Rucola wieder im Regal: Boykott, Panik, Entwarnung

Erst haben die Supermärkte fluchtartig ihre Regale vom Rucola befreit, doch jetzt soll der beliebte Salat wieder zurückkommen und dafür strengeren Kontrollen unterliegen.

Helmut Wiedenfeld hat das giftige Kraut gefunden und ist erleichtert, dass ab sofort strengere Kontrollen gelten sollen. Bild: dpa

Was ist hellgrün, dünn und am Kopf goldgelb? Kreuzkraut - das wusste am 4. August der Verbraucher aus Hannover, der die Pflanze in einer beim Discounter Plus erstandenen Packung Rucola-Salat fand. Zerknittert lag sie da, gebettet auf 146 Gramm Rauke, und wartete auf den Verzehr. Allerdings wusste der Verbraucher auch, dass es sich bei dem Kraut um ein hochgiftiges Gewächs handelt. Über Umwege informierte er das Bundesamt für Risikobewertung - und löste damit einen folgenschweren Skandal aus.

Der deutsche Rucola-Markt lag seitdem weitestgehend brach, jetzt gibt es Entwarnung. Große Lebensmittelketten wie Edeka, Plus oder Netto, die den Raukesalat aus deutschem Anbau vorübergehend aus dem Sortiment genommen hatten, packen ihn ab nächste Woche wieder zurück ins Regal. Dafür sollen unabhängige Experten die Waren in Zukunft mit Eingangskontrollen auf Fremdpflanzen überprüfen.

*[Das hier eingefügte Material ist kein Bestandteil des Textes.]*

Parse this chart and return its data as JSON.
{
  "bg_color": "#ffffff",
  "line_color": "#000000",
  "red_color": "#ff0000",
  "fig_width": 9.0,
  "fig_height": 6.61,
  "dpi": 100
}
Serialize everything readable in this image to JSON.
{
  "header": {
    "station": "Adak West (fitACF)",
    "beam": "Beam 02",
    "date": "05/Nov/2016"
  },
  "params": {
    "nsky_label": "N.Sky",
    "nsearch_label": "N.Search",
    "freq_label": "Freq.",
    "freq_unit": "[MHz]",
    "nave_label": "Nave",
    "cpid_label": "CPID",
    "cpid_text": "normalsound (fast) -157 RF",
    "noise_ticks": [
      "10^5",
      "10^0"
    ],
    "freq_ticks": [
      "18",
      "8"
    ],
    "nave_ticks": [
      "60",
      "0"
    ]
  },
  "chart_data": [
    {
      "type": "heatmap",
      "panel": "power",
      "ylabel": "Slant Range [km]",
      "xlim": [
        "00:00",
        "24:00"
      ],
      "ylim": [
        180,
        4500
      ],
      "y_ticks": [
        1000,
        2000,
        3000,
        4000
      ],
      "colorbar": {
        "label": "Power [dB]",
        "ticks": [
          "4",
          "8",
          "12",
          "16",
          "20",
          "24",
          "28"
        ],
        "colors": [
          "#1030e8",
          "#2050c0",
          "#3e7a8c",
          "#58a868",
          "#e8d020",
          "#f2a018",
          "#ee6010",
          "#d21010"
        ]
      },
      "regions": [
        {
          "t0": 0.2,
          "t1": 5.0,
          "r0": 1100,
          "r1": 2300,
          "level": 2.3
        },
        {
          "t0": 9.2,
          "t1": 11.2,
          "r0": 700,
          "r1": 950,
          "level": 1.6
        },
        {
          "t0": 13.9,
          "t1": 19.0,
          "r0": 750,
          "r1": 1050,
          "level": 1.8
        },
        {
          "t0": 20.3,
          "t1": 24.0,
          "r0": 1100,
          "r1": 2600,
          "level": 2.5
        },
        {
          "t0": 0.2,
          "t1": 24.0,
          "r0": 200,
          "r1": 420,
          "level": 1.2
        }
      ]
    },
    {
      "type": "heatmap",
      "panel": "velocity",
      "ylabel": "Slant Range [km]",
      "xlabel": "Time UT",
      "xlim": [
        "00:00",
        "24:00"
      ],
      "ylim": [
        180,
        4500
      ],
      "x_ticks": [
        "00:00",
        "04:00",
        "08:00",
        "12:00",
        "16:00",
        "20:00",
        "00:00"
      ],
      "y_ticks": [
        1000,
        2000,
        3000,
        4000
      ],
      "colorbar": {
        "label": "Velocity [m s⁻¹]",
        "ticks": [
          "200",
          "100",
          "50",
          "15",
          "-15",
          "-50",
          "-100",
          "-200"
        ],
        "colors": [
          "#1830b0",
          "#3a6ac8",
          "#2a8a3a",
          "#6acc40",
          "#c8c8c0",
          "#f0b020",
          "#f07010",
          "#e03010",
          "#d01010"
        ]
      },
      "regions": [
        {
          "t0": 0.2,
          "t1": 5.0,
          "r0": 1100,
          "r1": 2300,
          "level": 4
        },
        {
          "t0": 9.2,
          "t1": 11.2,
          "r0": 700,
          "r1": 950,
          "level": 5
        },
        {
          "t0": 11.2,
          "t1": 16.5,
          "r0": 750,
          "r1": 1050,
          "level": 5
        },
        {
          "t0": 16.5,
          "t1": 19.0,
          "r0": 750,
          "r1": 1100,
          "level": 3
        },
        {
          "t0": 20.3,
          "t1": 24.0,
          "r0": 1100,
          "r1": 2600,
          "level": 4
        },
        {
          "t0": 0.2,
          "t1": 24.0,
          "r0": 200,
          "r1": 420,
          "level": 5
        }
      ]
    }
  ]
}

Die Rucola-Anbauer kämpfen trotzdem mit heftigen Umsatzeinbußen. Vor allem in Rheinland-Pfalz, das mit 360 Hektar mehr als die Hälfte des Anbaugebiets von Rucola ausmacht, fürchten Landwirte um ihre Existenz. Denn gerade hier wurde in den letzten Jahren verstärkt in den Handel mit dem Trendsalat investiert; die Nachfrage war so groß, dass gar neue Erntemaschinen angeschafft wurden.

Der Boykott des "In"-Salat traf sie hart: "Die Bauern sind am Ende. Mittlerweile ernten die gar nicht mehr ab, sie schicken ihre Helfer nach Hause", klagt Josef Schlaghecken vom Dienstleistungszentrum Ländlicher Raum Rheinpfalz (DLR). Ihnen sei bereits jetzt ein Schaden von etwa einer halben Million Euro entstanden.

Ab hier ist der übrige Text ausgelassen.